One way is to reinterpret your time in manageable pieces -- not with a short, task-focused, timer-based approach but by setting your sights two weeks ahead. Two weeks is a long enough time to get something done, whether your aim is drafting the skeleton of your dissertation’s introduction or getting all the dishes in your bathtub washed and back in their cabinets.

Ready, Steady, Go

You know what your state of mind is today. Maybe you are so overwhelmed that doing more than brushing your teeth seems impossible. Maybe you have so much pent-up energy that if it were not for social distancing you would have reorganized all your neighbors’ bookshelves, not just your own. Think about whether you should seek crisis counseling. Your institution will have resources available for you, or referrals. This is a very strange time. Asking for a little help can be a good idea.

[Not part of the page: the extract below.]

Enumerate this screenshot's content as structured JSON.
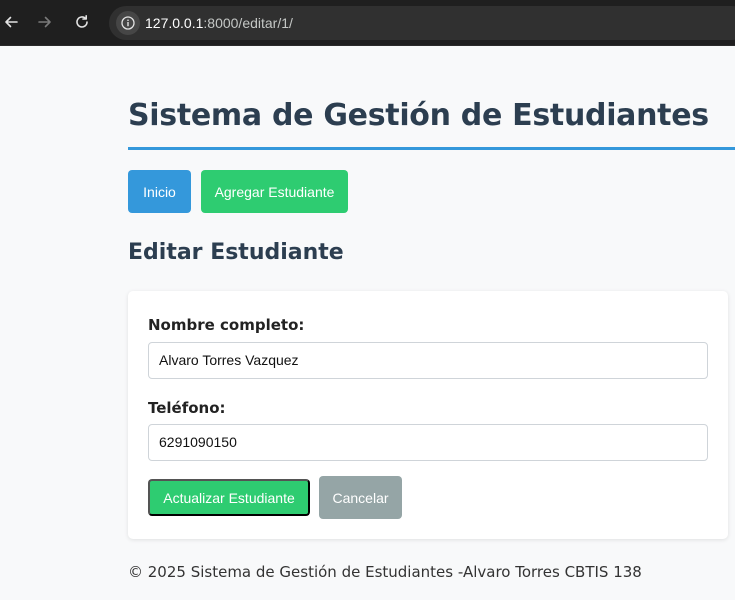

When you feel you can give attention to the near future, think about this: What is one self-contained thing you would like to get done in the next two weeks? It might be an educational goal, like taking a short online course, or a health-related one, like taking a walk now and then or breaking a recent habit of staying up all night. It could even be a goalless goal, like relaxing for a few days rather than picking up another project.

Two weeks is not long enough to launch a massive new effort, and it is not so short that the time will simply escape from you. Better yet, you do not have to tell anybody else your goal. Just pick some small thing you want to do and do it. I have done this during other stressful times in my life, with goals ranging from painting my shed to writing a friend a proper letter to revising a paper.

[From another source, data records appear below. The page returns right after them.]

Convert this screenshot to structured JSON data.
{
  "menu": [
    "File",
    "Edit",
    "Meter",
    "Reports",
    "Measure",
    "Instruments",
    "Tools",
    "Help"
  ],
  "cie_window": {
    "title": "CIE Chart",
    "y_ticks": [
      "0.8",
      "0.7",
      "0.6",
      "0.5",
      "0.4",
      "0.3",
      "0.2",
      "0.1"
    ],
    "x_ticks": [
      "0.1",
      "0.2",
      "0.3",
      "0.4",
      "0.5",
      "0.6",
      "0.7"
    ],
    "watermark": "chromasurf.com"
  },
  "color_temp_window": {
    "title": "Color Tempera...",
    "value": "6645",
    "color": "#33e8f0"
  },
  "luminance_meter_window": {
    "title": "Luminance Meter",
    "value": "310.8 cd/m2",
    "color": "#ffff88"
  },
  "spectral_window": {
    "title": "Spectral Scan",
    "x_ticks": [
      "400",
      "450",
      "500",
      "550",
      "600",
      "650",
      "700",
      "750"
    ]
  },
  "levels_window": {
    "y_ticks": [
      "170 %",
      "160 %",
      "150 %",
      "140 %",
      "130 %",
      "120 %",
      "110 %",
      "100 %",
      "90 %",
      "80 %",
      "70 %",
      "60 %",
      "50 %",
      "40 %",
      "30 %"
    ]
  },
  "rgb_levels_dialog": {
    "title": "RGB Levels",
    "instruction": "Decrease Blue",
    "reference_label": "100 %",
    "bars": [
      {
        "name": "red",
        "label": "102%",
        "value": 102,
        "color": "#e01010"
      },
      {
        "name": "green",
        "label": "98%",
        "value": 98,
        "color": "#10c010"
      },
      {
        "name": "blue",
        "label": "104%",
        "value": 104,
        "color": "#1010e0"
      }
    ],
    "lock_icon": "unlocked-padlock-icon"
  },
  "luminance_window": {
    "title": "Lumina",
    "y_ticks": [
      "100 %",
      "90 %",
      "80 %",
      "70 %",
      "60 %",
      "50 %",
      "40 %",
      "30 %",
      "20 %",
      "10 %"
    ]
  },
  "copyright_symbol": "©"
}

The thing you focus on should be resolvable into parts so that no piece of it is so large as to derail you. Buy the paint with little thinking -- some pleasing color from the mismixed paint-markdown cart. Fix the wonky door hinge. Wash away the dirt that has spattered up the walls from hard rains all winter. Take a hammer to the corner where a piece of siding has fallen away. Paint the walls. Paint the doors. Paint the soffits. Paint the fascia. Tap the lid back into the can, clean and secure. Wash the brushes. Put what is left of the paint in the shed or give it to a friend who has something small that needs painting.

In the end, two weeks and one task are through. When you ask, “What did I do with my time?” the answer is in front of you. You painted a thing that needed painting. You made one of the universe’s specks a little better, even just for a moment. That is not a small thing at all.